O REPLICADOR

Junho 30 2011


 

“Credit expansion can bring about a temporary boom. But such a fictitious prosperity must end in a general depression of trade, a slump.” – Ludwig Von Mises

 

            Dentro das teorias explicativas do ciclo económico tem vindo a sobressair uma estrela ascendente, a teoria do ciclo económico austríaco. Primeiramente estatuída por Ludwig Von Mises[1] nos primórdios do século XX, esta teoria tem vindo a ser trabalhada pelos grandes nomes da escola tais como o prémio Nobel Friedrich Hayek[2],  Murray Rothbard[3] e, mais recentemente, o académico espanhol Huerta de Soto[4].

 

            Perante as crescentes dúvidas quanto às capacidades dos bancos centrais, nomeadamente a reserva federal, serem capazes de prever, processar e resolver as crises sistémicas esta construção teórica tem vindo a aumentar de importância na interpretação do fenómeno dos ciclos económicos. Não só o número de publicações associadas à mesma tem aumentado, sendo de frisar o best seller do New York Times “Meltdown”, como a atenção pública a esta abordagem tornou-se mais notória.

 

           Os membros mais proeminentes da escola austríaca como Thomas Woods e Robert Murphy, membros do Mises Institute, têm assim embarcado em discussões com economistas neo-keynesianos proeminentes, nomeadamente Paul Krugman, sobre a interpretação dos acontecimentos da crise actual.

 

            A perspectiva austríaca trata a questão como uma dinâmica criada pela extensão do crédito através de criação de moeda bancária, empréstimos dos bancos centrais ou taxas de juro artificialmente baixas.

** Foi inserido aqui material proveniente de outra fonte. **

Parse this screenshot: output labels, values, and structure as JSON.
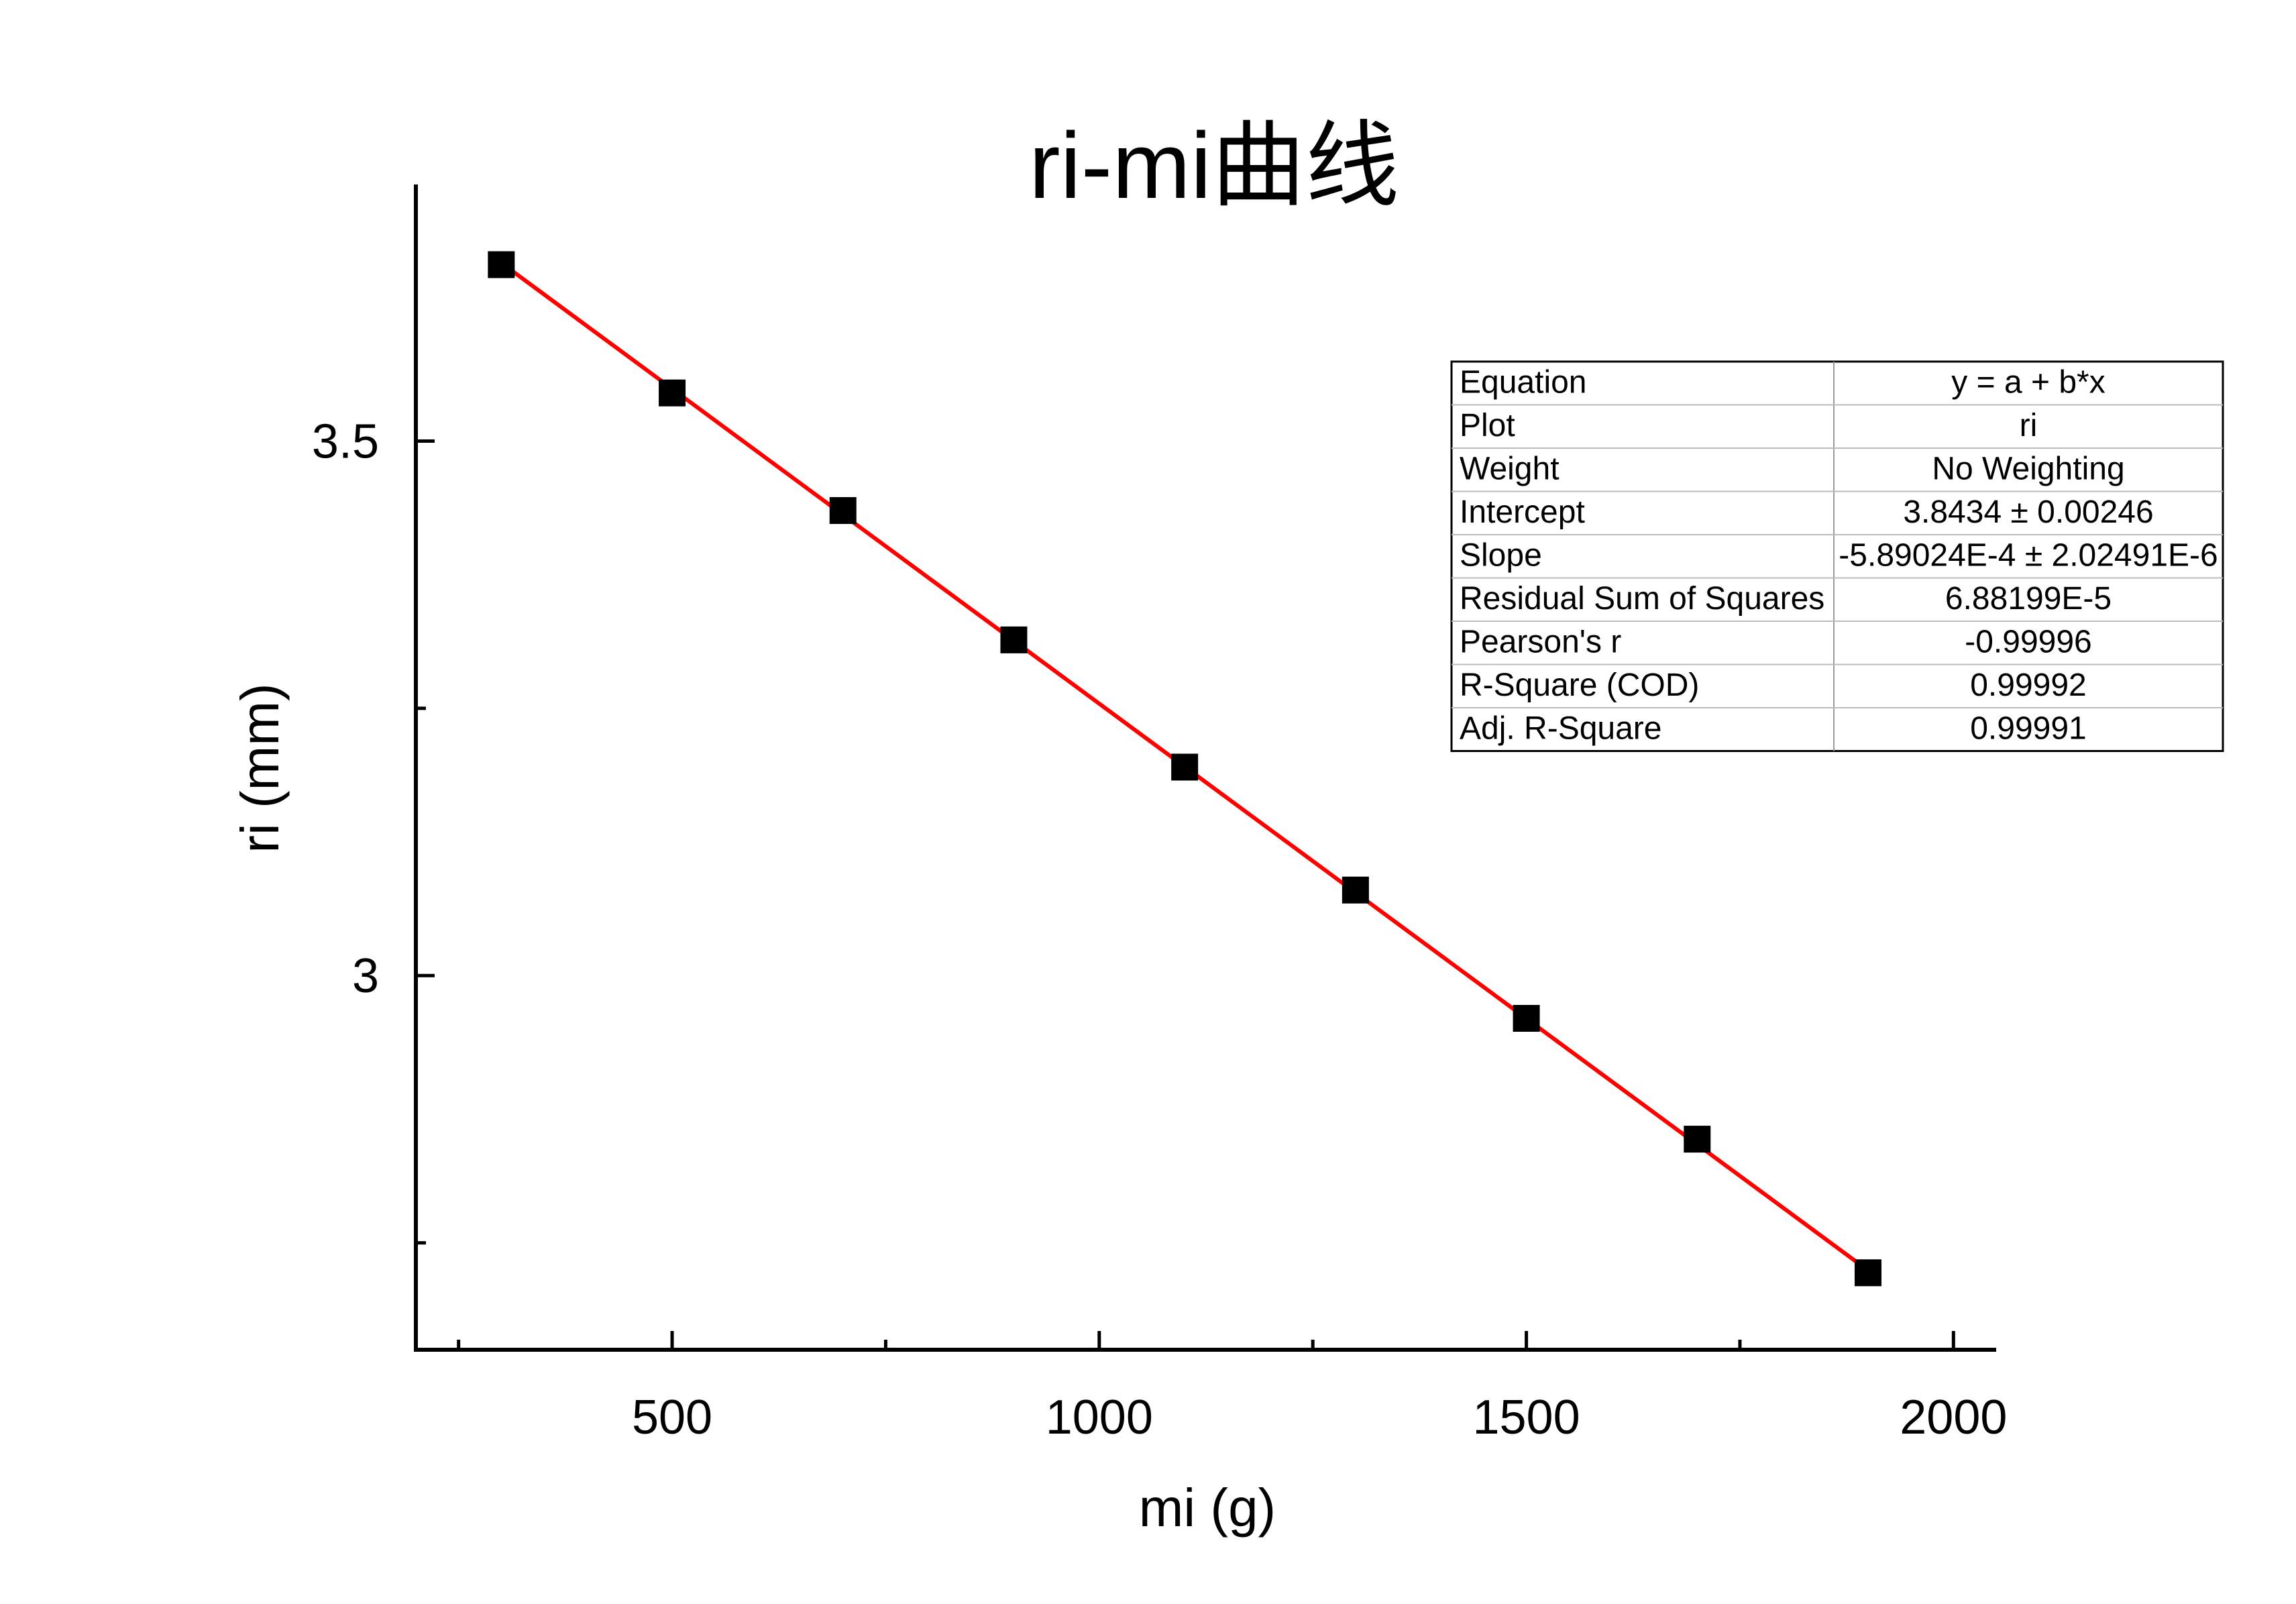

Basicamente qualquer medida que incremente a quantidade de dinheiro fiduciário disponível para crédito. A tese de que os ciclos são “naturais” ao capitalismo é rapidamente descartada. Os economistas da escola austríaca consideram que sendo o capitalismo um processo permanente de selecção, através da competição, dos actores económicos uma falha sistémica é altamente improvável. É como se os melhores  médicos deste mundo falhassem todos as operações no mesmo ano. Consequentemente centram-se nas distorções na informação económica como base explicativa.

 

            O processo começa, como referi, com a inserção de “dinheiro novo” nos bancos, através da acção do respectivo banco central. Isto afecta primeiramente as taxas de juro que, para os austríacos, são uma variável dependente, não independente. A taxa de juro, considerações por parte dos empreendedores quanto a cada empréstimo específico à parte, corresponde à diferença na valorização dos bens presentes contra os bens futuros por parte dos agentes económicos.

 

            Se queremos consumir mais prontamente, restringimos as nossas poupanças, aumentamos a compra de bens de consumo e, consequentemente, o capital para empréstimo começa a escassear, o que causa um aumento das taxas de juro. Isso, e o aumento do consumo, sinaliza aos empreendedores que devem apostar em empreendimentos a curto prazo, menos custosos e, provavelmente, menos produtivos; que estão mais perto, temporalmente, da fase de consumo. O que interessa, perante a alta do consumo, é por os bens no mercado, não produzir ou comprar bens de capital. Processos mais demorados que poderiam incluir, por exemplo, nova maquinaria, novos espaços, treino de pessoal etc, são descartados pois os fundos escasseiam.

 

           Por outro lado, se restringimos as nossas compras e pouparmos mais, baixam os preços dos bens de consumo, durando mais tempo o nosso stock disponível. Isto aumenta os fundos para empréstimo e, por isso, as taxas de juro baixam e a procura de bens de capital aumenta. A baixa nos preços dos bens de consumo resultam assim numa transferência de factores de produção para a produção de bens de capital. O facto de estarem mais fundos disponíveis dá margem de manobra aos empreendedores para investirem em processos mais produtivos e custosos, muitos deles mais afastados temporalmente do consumo, por exemplo a produção de bens de capital, matérias primas, automóveis ou imóveis.

 

            Estas orientações têm em conta as preferências do consumidor, uma sociedade que poupa mais terá mais recursos no futuro, pois o seu PIB potencial aumenta mais rapidamente. Os consumidores têm os recursos postos de parte para comprar estes bens mais caros, porque assim orientaram as suas preferências entre o passado e o futuro. Se somos mais “consumistas” a curto prazo, a economia desenvolve-se menos, derivado de menos fundos disponíveis para investimento, logo os processos de produção não são genericamente tão complexos, centram-se em bens menos dependentes de largos investimentos e, por isso, o factor capital não se vê tão desenvolvido, significando um PIB potencial mais baixo.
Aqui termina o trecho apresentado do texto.